2. **Limitations of Existing Research**:
- Although many tasks and datasets explore spatial semantics in text, existing research often focuses on the linguistic structure of spatial terms.
- Even significant achievements in these benchmarks do not necessarily mean that LLMs truly understand spatial information or can accurately measure their spatial awareness.
3. **Proposed Method**:
- **VoT Prompting Method**: By adding visual state tracking at each intermediate reasoning step, generating reasoning trajectories and visualizations, to enhance the spatial reasoning capabilities of LLMs.

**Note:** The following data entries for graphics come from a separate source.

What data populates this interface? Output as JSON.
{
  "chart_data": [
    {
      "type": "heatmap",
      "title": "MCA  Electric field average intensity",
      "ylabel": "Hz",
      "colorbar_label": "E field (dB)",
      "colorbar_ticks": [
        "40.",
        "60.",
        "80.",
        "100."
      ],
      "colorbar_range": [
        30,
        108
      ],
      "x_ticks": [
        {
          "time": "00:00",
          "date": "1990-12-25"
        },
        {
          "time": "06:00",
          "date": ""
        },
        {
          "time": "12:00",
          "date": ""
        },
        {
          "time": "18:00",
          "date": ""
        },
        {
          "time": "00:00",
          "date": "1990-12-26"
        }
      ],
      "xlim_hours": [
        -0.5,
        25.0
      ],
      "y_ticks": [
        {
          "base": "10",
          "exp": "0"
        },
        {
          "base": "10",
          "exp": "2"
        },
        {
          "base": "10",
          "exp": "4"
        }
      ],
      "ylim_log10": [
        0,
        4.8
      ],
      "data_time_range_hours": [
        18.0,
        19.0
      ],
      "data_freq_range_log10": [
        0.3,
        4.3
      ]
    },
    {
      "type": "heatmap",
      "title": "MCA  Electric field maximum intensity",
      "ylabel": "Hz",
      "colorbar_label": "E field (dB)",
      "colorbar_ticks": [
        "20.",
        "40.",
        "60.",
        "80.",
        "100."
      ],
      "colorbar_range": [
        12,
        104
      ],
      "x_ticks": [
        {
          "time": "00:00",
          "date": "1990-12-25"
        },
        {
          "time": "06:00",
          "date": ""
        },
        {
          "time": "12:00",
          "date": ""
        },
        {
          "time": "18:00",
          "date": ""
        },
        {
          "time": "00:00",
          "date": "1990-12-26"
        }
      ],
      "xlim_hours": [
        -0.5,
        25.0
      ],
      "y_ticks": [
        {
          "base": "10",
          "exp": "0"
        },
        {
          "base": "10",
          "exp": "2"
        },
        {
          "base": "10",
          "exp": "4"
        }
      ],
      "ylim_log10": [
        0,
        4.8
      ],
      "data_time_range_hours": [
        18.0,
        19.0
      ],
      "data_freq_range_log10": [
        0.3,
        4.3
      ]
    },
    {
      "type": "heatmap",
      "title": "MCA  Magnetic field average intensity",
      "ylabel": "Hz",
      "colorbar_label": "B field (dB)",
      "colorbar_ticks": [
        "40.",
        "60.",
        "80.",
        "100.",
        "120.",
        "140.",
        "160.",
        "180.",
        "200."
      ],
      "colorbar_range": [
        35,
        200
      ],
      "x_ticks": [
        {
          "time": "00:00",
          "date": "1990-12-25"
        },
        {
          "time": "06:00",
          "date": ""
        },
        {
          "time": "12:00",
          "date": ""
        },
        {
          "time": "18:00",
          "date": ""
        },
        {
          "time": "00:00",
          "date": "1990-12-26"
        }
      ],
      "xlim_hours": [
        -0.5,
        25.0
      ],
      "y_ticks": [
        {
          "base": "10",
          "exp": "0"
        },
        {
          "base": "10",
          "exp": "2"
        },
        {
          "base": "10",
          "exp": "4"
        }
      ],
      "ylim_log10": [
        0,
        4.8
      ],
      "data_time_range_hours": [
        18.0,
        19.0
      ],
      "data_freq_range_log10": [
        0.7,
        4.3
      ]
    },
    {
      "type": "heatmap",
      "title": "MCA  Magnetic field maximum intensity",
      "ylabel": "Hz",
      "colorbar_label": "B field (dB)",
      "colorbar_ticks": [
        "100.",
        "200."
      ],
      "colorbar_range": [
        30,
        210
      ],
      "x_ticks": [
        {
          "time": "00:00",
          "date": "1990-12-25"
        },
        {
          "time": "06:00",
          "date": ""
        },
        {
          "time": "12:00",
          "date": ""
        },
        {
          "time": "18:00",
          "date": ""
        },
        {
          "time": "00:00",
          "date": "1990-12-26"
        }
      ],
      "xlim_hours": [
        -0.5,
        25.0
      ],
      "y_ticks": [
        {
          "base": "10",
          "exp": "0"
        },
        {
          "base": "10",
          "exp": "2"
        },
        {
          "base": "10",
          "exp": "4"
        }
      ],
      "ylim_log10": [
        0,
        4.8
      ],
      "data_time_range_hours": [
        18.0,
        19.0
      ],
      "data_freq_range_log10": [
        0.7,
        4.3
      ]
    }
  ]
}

- **Experimental Tasks**: Three tasks requiring spatial awareness were selected, including natural language navigation, visual navigation, and visual puzzles, which require understanding spatial, directional, and geometric reasoning.
### Main Contributions
1. **Exploring the "Mind’s Eye" of LLMs from a Cognitive Perspective**:
- Conducted quantitative and qualitative analyses of the "Mind’s Eye" of LLMs, exploring its limitations and the impact of code pre-training on its capabilities.
2. **Developing New Tasks and Datasets**:
- Designed two tasks, "visual navigation" and "visual puzzles," and generated corresponding synthetic datasets to simulate various sensory inputs for LLMs.
3. **Proposing and Evaluating the VoT Prompting Method**:
- Experimental results show that the VoT prompting method significantly improves the spatial reasoning capabilities of LLMs across multiple tasks, outperforming other prompting methods and existing multimodal LLMs.
### Conclusion
By introducing the VoT prompting method, the authors successfully enhanced the spatial reasoning capabilities of LLMs, enabling them to better understand and process spatial information. This method not only holds theoretical significance but also demonstrates potential value in practical applications.